At any point – but preferably right before a weapon is about to break – you can toss it at an enemy. If it collides correctly, it’ll do significant damage. If it misses your target, you can pick it back up again. Or – big or – you can shatter a weapon to unleash its spell. I’m talking healing, lightning, projectile deflection, attack/defense buffs, that sorta thing. You also have a shield, a double-jump-style upward thrust, a bouncing downward thrust, a back-dash, and the ability to duck to strike low in duels. Still with me?
That might sound like a lot to manage, especially at first, but it’ll click. The duels against shield-bearing foes, in particular, are very rewarding. There’s this great back-and-forth as you clash against each other.
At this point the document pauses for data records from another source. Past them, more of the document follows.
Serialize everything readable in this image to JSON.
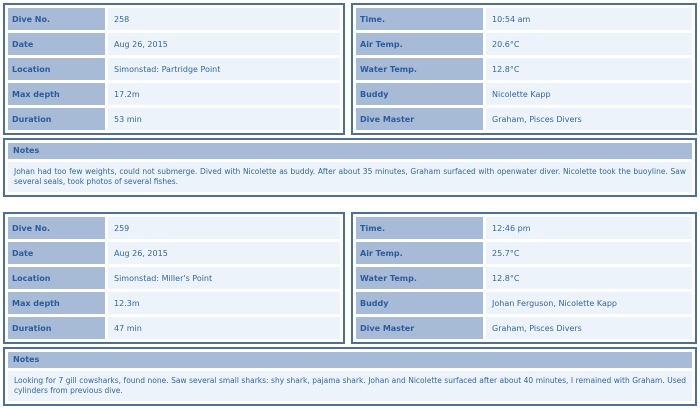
{
  "colors": {
    "label_bg": "#a7bad6",
    "value_bg": "#ecf3fa",
    "border": "#4e7096",
    "label_text": "#2b5c9e",
    "value_text": "#35679f",
    "page_bg": "#ffffff"
  },
  "entries": [
    {
      "left_rows": [
        {
          "label": "Dive No.",
          "value": "258"
        },
        {
          "label": "Date",
          "value": "Aug 26, 2015"
        },
        {
          "label": "Location",
          "value": "Simonstad: Partridge Point"
        },
        {
          "label": "Max depth",
          "value": "17.2m"
        },
        {
          "label": "Duration",
          "value": "53 min"
        }
      ],
      "right_rows": [
        {
          "label": "Time.",
          "value": "10:54 am"
        },
        {
          "label": "Air Temp.",
          "value": "20.6°C"
        },
        {
          "label": "Water Temp.",
          "value": "12.8°C"
        },
        {
          "label": "Buddy",
          "value": "Nicolette Kapp"
        },
        {
          "label": "Dive Master",
          "value": "Graham, Pisces Divers"
        }
      ],
      "notes_label": "Notes",
      "notes": "Johan had too few weights, could not submerge. Dived with Nicolette as buddy. After about 35 minutes, Graham surfaced with openwater diver. Nicolette took the buoyline. Saw several seals, took photos of several fishes."
    },
    {
      "left_rows": [
        {
          "label": "Dive No.",
          "value": "259"
        },
        {
          "label": "Date",
          "value": "Aug 26, 2015"
        },
        {
          "label": "Location",
          "value": "Simonstad: Miller's Point"
        },
        {
          "label": "Max depth",
          "value": "12.3m"
        },
        {
          "label": "Duration",
          "value": "47 min"
        }
      ],
      "right_rows": [
        {
          "label": "Time.",
          "value": "12:46 pm"
        },
        {
          "label": "Air Temp.",
          "value": "25.7°C"
        },
        {
          "label": "Water Temp.",
          "value": "12.8°C"
        },
        {
          "label": "Buddy",
          "value": "Johan Ferguson, Nicolette Kapp"
        },
        {
          "label": "Dive Master",
          "value": "Graham, Pisces Divers"
        }
      ],
      "notes_label": "Notes",
      "notes": "Looking for 7 gill cowsharks, found none. Saw several small sharks: shy shark, pajama shark. Johan and Nicolette surfaced after about 40 minutes, I remained with Graham. Used cylinders from previous dive."
    }
  ]
}
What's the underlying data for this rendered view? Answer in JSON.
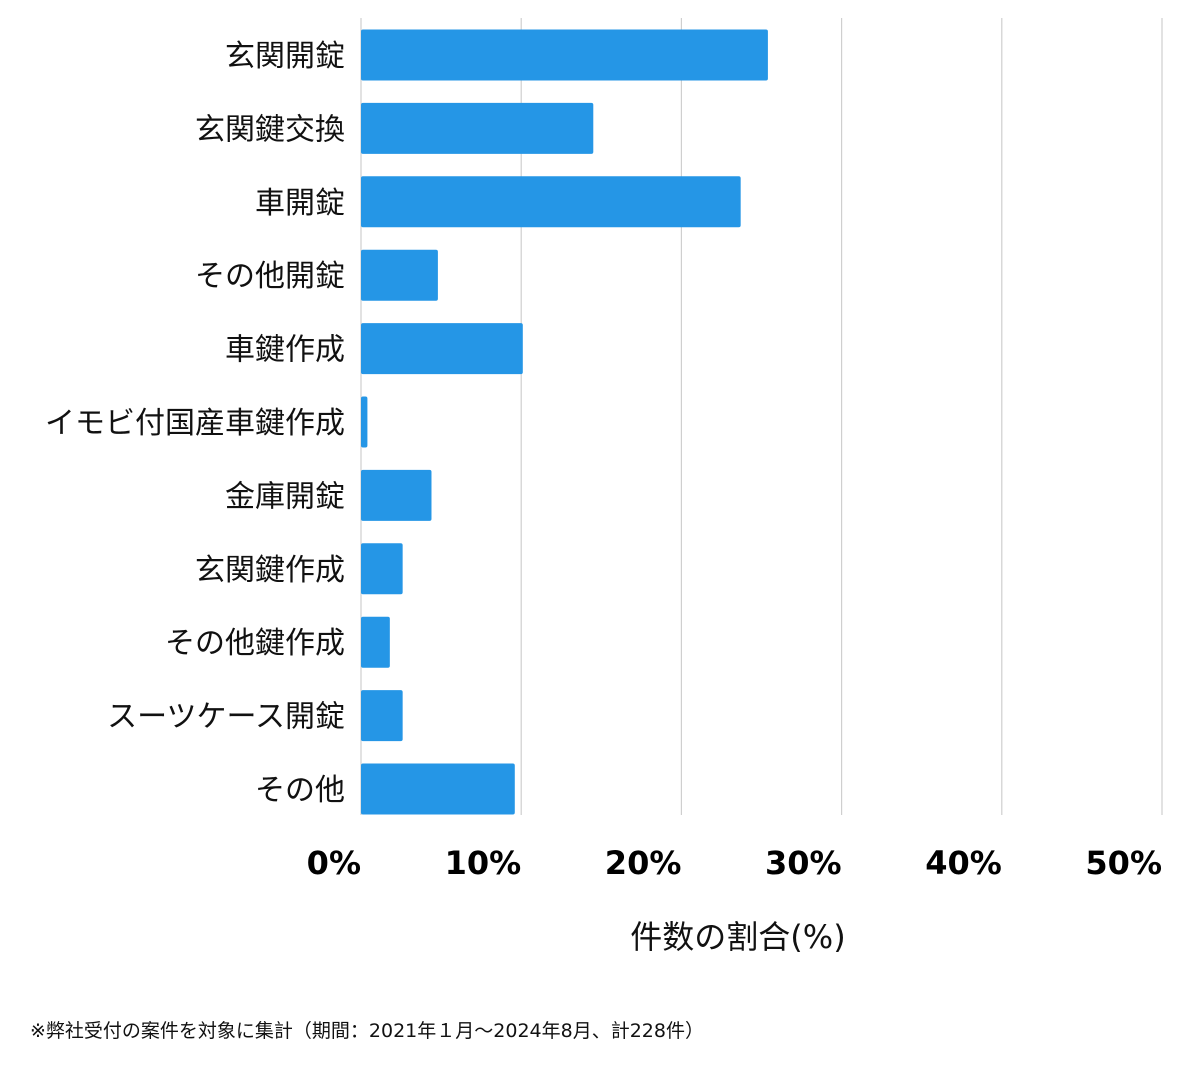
{
  "chart_data": {
    "type": "bar",
    "orientation": "horizontal",
    "categories": [
      "玄関開錠",
      "玄関鍵交換",
      "車開錠",
      "その他開錠",
      "車鍵作成",
      "イモビ付国産車鍵作成",
      "金庫開錠",
      "玄関鍵作成",
      "その他鍵作成",
      "スーツケース開錠",
      "その他"
    ],
    "values": [
      25.4,
      14.5,
      23.7,
      4.8,
      10.1,
      0.4,
      4.4,
      2.6,
      1.8,
      2.6,
      9.6
    ],
    "xlabel": "件数の割合(%)",
    "xlim": [
      0,
      50
    ],
    "xticks": [
      0,
      10,
      20,
      30,
      40,
      50
    ],
    "xtick_labels": [
      "0%",
      "10%",
      "20%",
      "30%",
      "40%",
      "50%"
    ],
    "grid": "vertical",
    "bar_color": "#2596e6",
    "gridline_color": "#cfcfcf"
  },
  "footnote": "※弊社受付の案件を対象に集計（期間：2021年１月〜2024年8月、計228件）"
}
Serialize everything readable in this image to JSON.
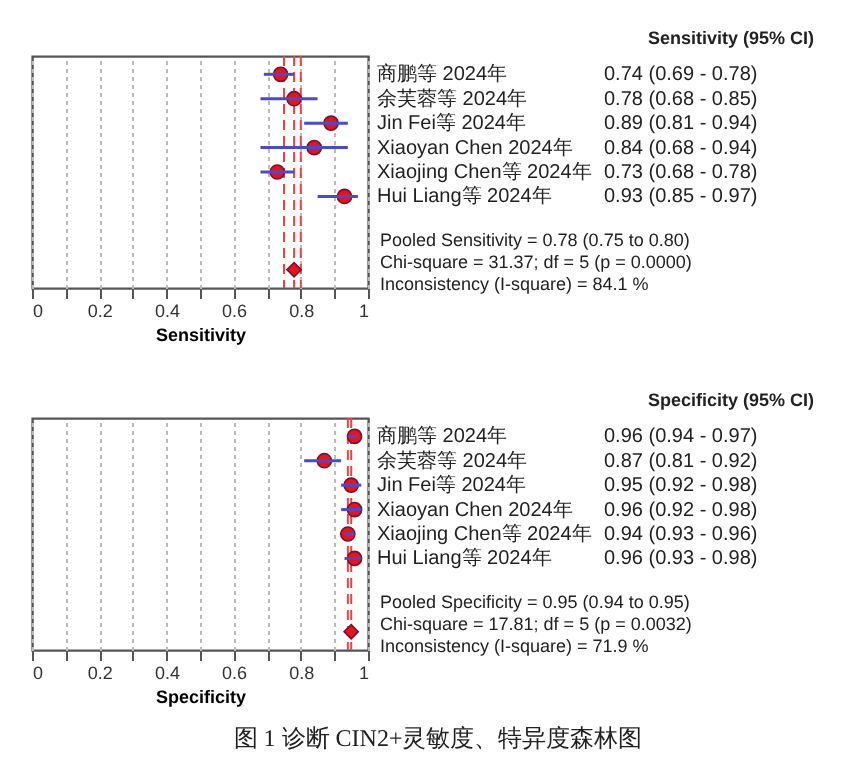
{
  "chart_data": [
    {
      "type": "scatter",
      "orientation": "horizontal",
      "xlabel": "Sensitivity",
      "categories": [
        "商鹏等 2024年",
        "余芙蓉等 2024年",
        "Jin Fei等 2024年",
        "Xiaoyan Chen 2024年",
        "Xiaojing Chen等 2024年",
        "Hui Liang等 2024年",
        null,
        null,
        null
      ],
      "series": [
        {
          "color": "#e8141c",
          "marker": "circle",
          "values": [
            0.74,
            0.78,
            0.89,
            0.84,
            0.73,
            0.93,
            null,
            null,
            null
          ],
          "errors": [
            [
              0.69,
              0.78
            ],
            [
              0.68,
              0.85
            ],
            [
              0.81,
              0.94
            ],
            [
              0.68,
              0.94
            ],
            [
              0.68,
              0.78
            ],
            [
              0.85,
              0.97
            ],
            null,
            null,
            null
          ],
          "value_labels": [
            "0.74   (0.69 - 0.78)",
            "0.78   (0.68 - 0.85)",
            "0.89   (0.81 - 0.94)",
            "0.84   (0.68 - 0.94)",
            "0.73   (0.68 - 0.78)",
            "0.93   (0.85 - 0.97)",
            null,
            null,
            null
          ]
        },
        {
          "color": "#e8141c",
          "marker": "diamond",
          "values": [
            null,
            null,
            null,
            null,
            null,
            null,
            null,
            null,
            0.78
          ]
        }
      ],
      "xlim": [
        0,
        1
      ],
      "xticks": [
        0,
        {
          "value": 0.1,
          "label": null
        },
        0.2,
        {
          "value": 0.3,
          "label": null
        },
        0.4,
        {
          "value": 0.5,
          "label": null
        },
        0.6,
        {
          "value": 0.7,
          "label": null
        },
        0.8,
        {
          "value": 0.9,
          "label": null
        },
        1
      ],
      "grid": "x",
      "ref_lines": [
        {
          "axis": "x",
          "value": 0.78,
          "color": "#f04040",
          "line_style": "dashed"
        },
        {
          "axis": "x",
          "value": 0.75,
          "color": "#f04040",
          "line_style": "dashed"
        },
        {
          "axis": "x",
          "value": 0.8,
          "color": "#f04040",
          "line_style": "dashed"
        }
      ],
      "annotations": [
        "Sensitivity (95% CI)",
        "Pooled Sensitivity = 0.78 (0.75 to 0.80)",
        "Chi-square = 31.37; df =  5 (p = 0.0000)",
        "Inconsistency (I-square) = 84.1 %"
      ]
    },
    {
      "type": "scatter",
      "orientation": "horizontal",
      "xlabel": "Specificity",
      "categories": [
        "商鹏等 2024年",
        "余芙蓉等 2024年",
        "Jin Fei等 2024年",
        "Xiaoyan Chen 2024年",
        "Xiaojing Chen等 2024年",
        "Hui Liang等 2024年",
        null,
        null,
        null
      ],
      "series": [
        {
          "color": "#e8141c",
          "marker": "circle",
          "values": [
            0.96,
            0.87,
            0.95,
            0.96,
            0.94,
            0.96,
            null,
            null,
            null
          ],
          "errors": [
            [
              0.94,
              0.97
            ],
            [
              0.81,
              0.92
            ],
            [
              0.92,
              0.98
            ],
            [
              0.92,
              0.98
            ],
            [
              0.93,
              0.96
            ],
            [
              0.93,
              0.98
            ],
            null,
            null,
            null
          ],
          "value_labels": [
            "0.96   (0.94 - 0.97)",
            "0.87   (0.81 - 0.92)",
            "0.95   (0.92 - 0.98)",
            "0.96   (0.92 - 0.98)",
            "0.94   (0.93 - 0.96)",
            "0.96   (0.93 - 0.98)",
            null,
            null,
            null
          ]
        },
        {
          "color": "#e8141c",
          "marker": "diamond",
          "values": [
            null,
            null,
            null,
            null,
            null,
            null,
            null,
            null,
            0.95
          ]
        }
      ],
      "xlim": [
        0,
        1
      ],
      "xticks": [
        0,
        {
          "value": 0.1,
          "label": null
        },
        0.2,
        {
          "value": 0.3,
          "label": null
        },
        0.4,
        {
          "value": 0.5,
          "label": null
        },
        0.6,
        {
          "value": 0.7,
          "label": null
        },
        0.8,
        {
          "value": 0.9,
          "label": null
        },
        1
      ],
      "grid": "x",
      "ref_lines": [
        {
          "axis": "x",
          "value": 0.95,
          "color": "#f04040",
          "line_style": "dashed"
        },
        {
          "axis": "x",
          "value": 0.94,
          "color": "#f04040",
          "line_style": "dashed"
        }
      ],
      "annotations": [
        "Specificity (95% CI)",
        "Pooled Specificity = 0.95 (0.94 to 0.95)",
        "Chi-square = 17.81; df =  5 (p = 0.0032)",
        "Inconsistency (I-square) = 71.9 %",
        "图 1    诊断 CIN2+灵敏度、特异度森林图"
      ]
    }
  ]
}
I settled into a routine where I’d try to horde my best gear for boss encounters – every time I came in empty-handed, I had a rough time trimming their life bars – and I just always expected to have to face the recurring mid-level Horseman boss. Without getting into the story or lore too much (there are cutscenes), he shows up if your spirit weapon “burden” is too high. You can check your status from the pause menu. I’ll say this much: the Horseman is a pushover, and since you can sacrifice weapons on the world map to permanently boost your mech’s HP, there’s no real reason not to stockpile everything.
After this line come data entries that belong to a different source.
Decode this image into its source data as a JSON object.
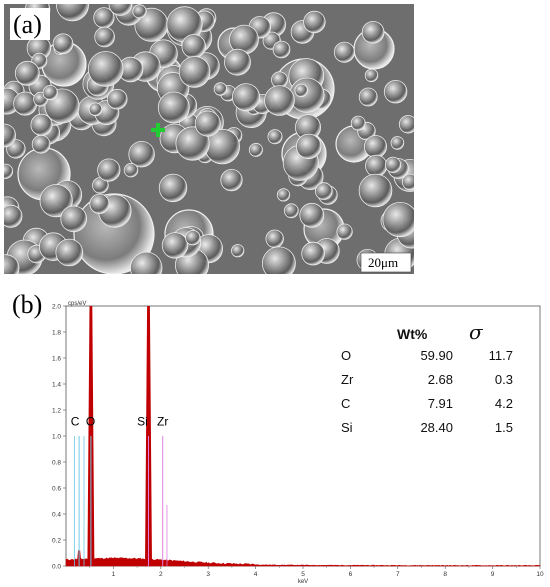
{
  "panel_a": {
    "label": "(a)",
    "scale_bar_label": "20μm"
  },
  "panel_b": {
    "label": "(b)",
    "y_unit": "cps/eV",
    "x_unit": "keV",
    "y_ticks": [
      "0.0",
      "0.2",
      "0.4",
      "0.6",
      "0.8",
      "1.0",
      "1.2",
      "1.4",
      "1.6",
      "1.8",
      "2.0"
    ],
    "x_ticks": [
      "1",
      "2",
      "3",
      "4",
      "5",
      "6",
      "7",
      "8",
      "9",
      "10"
    ],
    "peak_labels": [
      "C",
      "O",
      "Si",
      "Zr"
    ],
    "table": {
      "header_wt": "Wt%",
      "header_sigma": "σ",
      "rows": [
        {
          "element": "O",
          "wt": "59.90",
          "sigma": "11.7"
        },
        {
          "element": "Zr",
          "wt": "2.68",
          "sigma": "0.3"
        },
        {
          "element": "C",
          "wt": "7.91",
          "sigma": "4.2"
        },
        {
          "element": "Si",
          "wt": "28.40",
          "sigma": "1.5"
        }
      ]
    },
    "colors": {
      "spectrum": "#c00000",
      "c_marker": "#6fc8e8",
      "o_marker": "#6fc8e8",
      "si_marker": "#e080e0",
      "zr_marker": "#e080e0"
    }
  },
  "chart_data": {
    "type": "area",
    "xlabel": "keV",
    "ylabel": "cps/eV",
    "xlim": [
      0,
      10
    ],
    "ylim": [
      0,
      2.0
    ],
    "peaks": [
      {
        "label": "C",
        "x": 0.277,
        "y": 0.12
      },
      {
        "label": "O",
        "x": 0.525,
        "y": 2.0
      },
      {
        "label": "Si",
        "x": 1.74,
        "y": 2.0
      },
      {
        "label": "Zr",
        "x": 2.04,
        "y": 0.04
      }
    ]
  }
}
In the event that you run out, you can replay a level to replenish your stock. I only did this a few times.
Apart from the whole mech-with-a-sword conceit, the other draw for me was the ability to pop out of the armor at any time and grapple-swing as the miniature pilot. In practice, I was a little let down. This mechanic is fun enough, but it’s predictable. The mandatory out-of-the-mech segments tend to blur together since these platforming routes feel so similar and linear. On the flip side, if you take too much damage and are forced out of the mech (either mid-level or during a boss fight), the tension skyrockets.
A few attack patterns feel under-tuned when it comes to providing a fair challenge for the mech and the fragile pilot, and I would’ve preferred a consolidated endgame gauntlet. The final six areas are a satisfying test to clear – I’ll never turn down the chance to fight more bosses – but they dragged on.
Did I ever have a stern conversation with my monitor? Yeah. Of course. There are some real cheap shots. Panzer Paladin isn’t afraid to put you in frustrating situations that require patient timing, agile reflexes, and occasional foresight. It also asks you to consider every ability at your disposal, a lesson that took me way too long to get down. (A word of advice: don’t forget about your backward dash.)
Tribute Games tapped into a treasure trove of classic games, and that adoration shines bright in Panzer Paladin. In a year already full of great action-platformers, this one shouldn’t be skipped.
[This review is based on a retail build of the game provided by the publisher.]